China's economy in 2008 will maintain a robust and stable momentum despite uncertainties ahead, according to signs revealed during the country's top legislative and political advisory sessions.
Liu Shucheng, a political adviser and director of the Economic Research Institute of the Chinese Academy of Social Sciences (CASS), believes it is almost out of question for China to score 10 percent of gross domestic product (GDP) growth this year.
"China's economy has maintained a long period of continued and stable growth, which is unprecedented since the founding of New China (in 1949)," he said.
Justin Yifu Lin, a deputy to the National People's Congress (NPC) and the World Bank's chief economist, holds a similar view, saying China's economy would be affected little by the US subprime crisis.
"The demand by the United States, China's second largest trade partner, would not decrease by a large margin as most of Chinese exports to it were low- and middle-end," Lin said.
Despite the sound economic expansion on the whole, Zhang Quan, an NPC deputy and head of Shanghai environmental protection administration, held that China should be fully prepared for the uncertainties ahead.
"Risk prevention capability should be further strengthened. Just as an old Chinese saying goes: be prepared for danger in times of safety," he said.
In his government work report at the NPC session, Premier Wen Jiabao said, "There are quite a few uncertainties in the current economic situation home and abroad, so we need to keep close track of new developments and problems, properly size up situations and take prompt and flexible measures to respond to them while keeping our feet firmly rooted in reality."

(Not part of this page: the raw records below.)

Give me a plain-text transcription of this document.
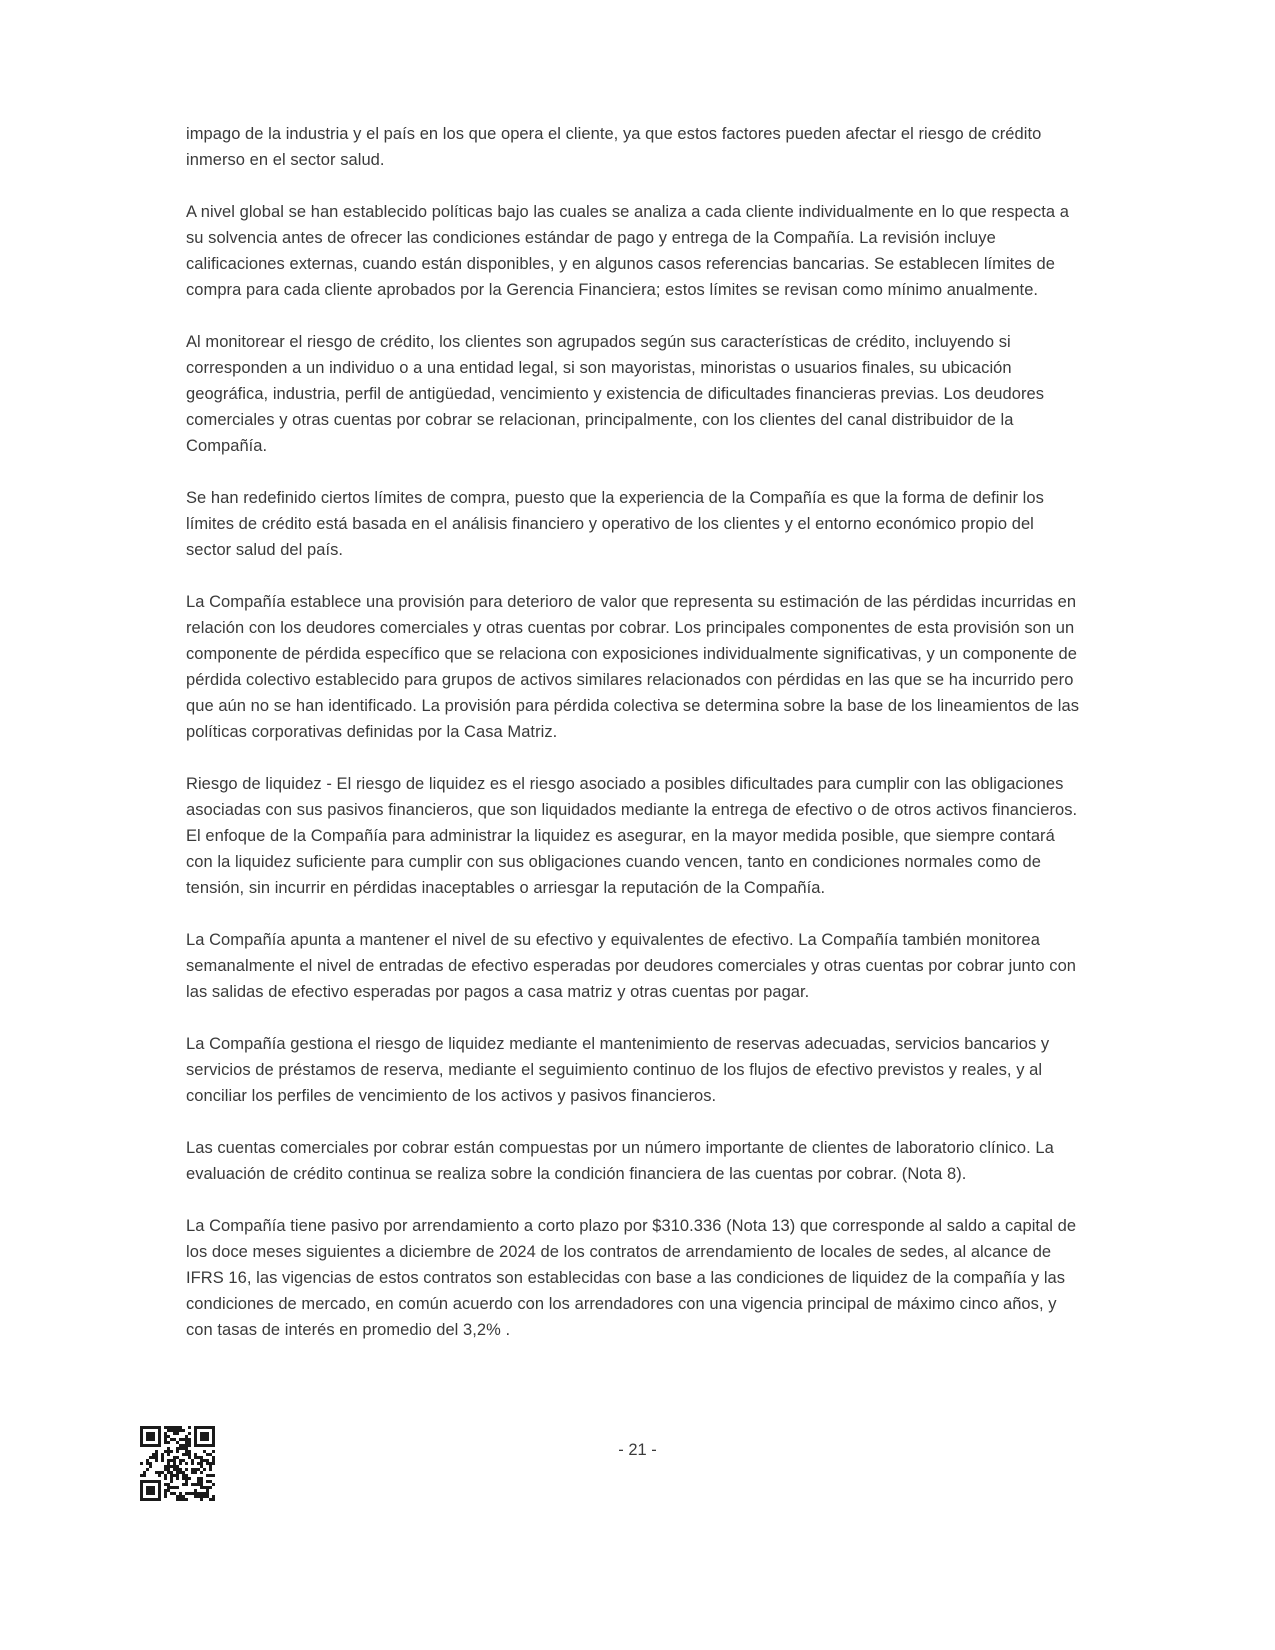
impago de la industria y el país en los que opera el cliente, ya que estos factores pueden afectar el riesgo de crédito inmerso en el sector salud.

A nivel global se han establecido políticas bajo las cuales se analiza a cada cliente individualmente en lo que respecta a su solvencia antes de ofrecer las condiciones estándar de pago y entrega de la Compañía. La revisión incluye calificaciones externas, cuando están disponibles, y en algunos casos referencias bancarias. Se establecen límites de compra para cada cliente aprobados por la Gerencia Financiera; estos límites se revisan como mínimo anualmente.

Al monitorear el riesgo de crédito, los clientes son agrupados según sus características de crédito, incluyendo si corresponden a un individuo o a una entidad legal, si son mayoristas, minoristas o usuarios finales, su ubicación geográfica, industria, perfil de antigüedad, vencimiento y existencia de dificultades financieras previas. Los deudores comerciales y otras cuentas por cobrar se relacionan, principalmente, con los clientes del canal distribuidor de la Compañía.

Se han redefinido ciertos límites de compra, puesto que la experiencia de la Compañía es que la forma de definir los límites de crédito está basada en el análisis financiero y operativo de los clientes y el entorno económico propio del sector salud del país.

La Compañía establece una provisión para deterioro de valor que representa su estimación de las pérdidas incurridas en relación con los deudores comerciales y otras cuentas por cobrar. Los principales componentes de esta provisión son un componente de pérdida específico que se relaciona con exposiciones individualmente significativas, y un componente de pérdida colectivo establecido para grupos de activos similares relacionados con pérdidas en las que se ha incurrido pero que aún no se han identificado. La provisión para pérdida colectiva se determina sobre la base de los lineamientos de las políticas corporativas definidas por la Casa Matriz.

Riesgo de liquidez - El riesgo de liquidez es el riesgo asociado a posibles dificultades para cumplir con las obligaciones asociadas con sus pasivos financieros, que son liquidados mediante la entrega de efectivo o de otros activos financieros. El enfoque de la Compañía para administrar la liquidez es asegurar, en la mayor medida posible, que siempre contará con la liquidez suficiente para cumplir con sus obligaciones cuando vencen, tanto en condiciones normales como de tensión, sin incurrir en pérdidas inaceptables o arriesgar la reputación de la Compañía.

La Compañía apunta a mantener el nivel de su efectivo y equivalentes de efectivo. La Compañía también monitorea semanalmente el nivel de entradas de efectivo esperadas por deudores comerciales y otras cuentas por cobrar junto con las salidas de efectivo esperadas por pagos a casa matriz y otras cuentas por pagar.

La Compañía gestiona el riesgo de liquidez mediante el mantenimiento de reservas adecuadas, servicios bancarios y servicios de préstamos de reserva, mediante el seguimiento continuo de los flujos de efectivo previstos y reales, y al conciliar los perfiles de vencimiento de los activos y pasivos financieros.

Las cuentas comerciales por cobrar están compuestas por un número importante de clientes de laboratorio clínico. La evaluación de crédito continua se realiza sobre la condición financiera de las cuentas por cobrar. (Nota 8).

La Compañía tiene pasivo por arrendamiento a corto plazo por $310.336 (Nota 13) que corresponde al saldo a capital de los doce meses siguientes a diciembre de 2024 de los contratos de arrendamiento de locales de sedes, al alcance de IFRS 16, las vigencias de estos contratos son establecidas con base a las condiciones de liquidez de la compañía y las condiciones de mercado, en común acuerdo con los arrendadores con una vigencia principal de máximo cinco años, y con tasas de interés en promedio del 3,2% .

- 21 -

China's GDP in 2007 reached 24.66 trillion yuan, an increase of 65.5 percent over 2002 and average annual increase of 10.6 percent. However, the consumer price index (CPI) in 2007 rose 4.8 percent year-on-year, the highest since 1997 and well above the 3 percent target, mainly due to rises in food and housing costs. In January this year, monthly CPI rose 7.1 percent, the highest monthly surge in the past 11 years.
Meanwhile, the US Federal Reserve cut interest rate six times in seven months. The European Central Bank (ECB) held key interest rate steady for fears of further inflation in the eurozone as inflation remained a record high of 3.2 percent since the beginning of the year.
In general, the impact from US subprime crisis on global economy is not clear. And there is no consensus on how international oil price and price hikes would impact on inflation.
Under such circumstances, Premier Wen called for the appropriate pace, focus and intensity of macroeconomic regulation to sustain steady and fast economic development and avoid drastic economic fluctuations.
The premier said China would strive to keep this year's CPI increase at around 4.8 percent while following a prudent fiscal policy and a tight monetary policy.
As the U.S. newspaper International Herald Tribune observed from the premier's report, the price hike has become the top concern of Chinese government. The main task is to rein in growing inflation and prevent the economy from being overheated.
China's top economic planner, central bank governor and financial minister gathered at a press conference on Thursday to explain government measures to regulate macro-economic growth and contain rising inflation.
To prevent fast economic growth from becoming overheated growth and keep structural price increases from turning into significant inflation, the People's Bank of China raised the reserve requirement ratio by half of a percentage point to 15 percent on January 25, the highest since 1984. In 2007, the central bank had raised the ratio ten times and benchmark interest rate six times.
Economists believe the measures are to ensure sound economic growth and stabilize market anticipation of inflation. The central government has regarded curbing price hikes as the "rigid lever" for this year's macroeconomic regulation while saving room for economic structure adjustment.
For low-income earners, who are affected most by growing inflation, a protective umbrella will be provided by the government that advocates "putting people first".
"I believe the government will make greater efforts to solve social issues and improve people's livelihood through increasing fiscal revenue and making use of other resources," said Jia Kang, a political advisor and director of the Research Institute for Fiscal Science under the Ministry of Finance.
Indeed, Premier Wen's report showed unusual concern on the issue of prices, and came up with nine measures, short- and long-time, to increase effective supply and curb unreasonable demand.
These measures include expanding production, especially the production of the basic necessities of life such as grain, vegetable oil and meat as well as other commodities in short supply, speeding up improvement of the reserve system, promptly improving and implementing measures to aid the low-income sector of the population and to make sure that the prices of the means of production, particularly agricultural supplies, do not rise rapidly.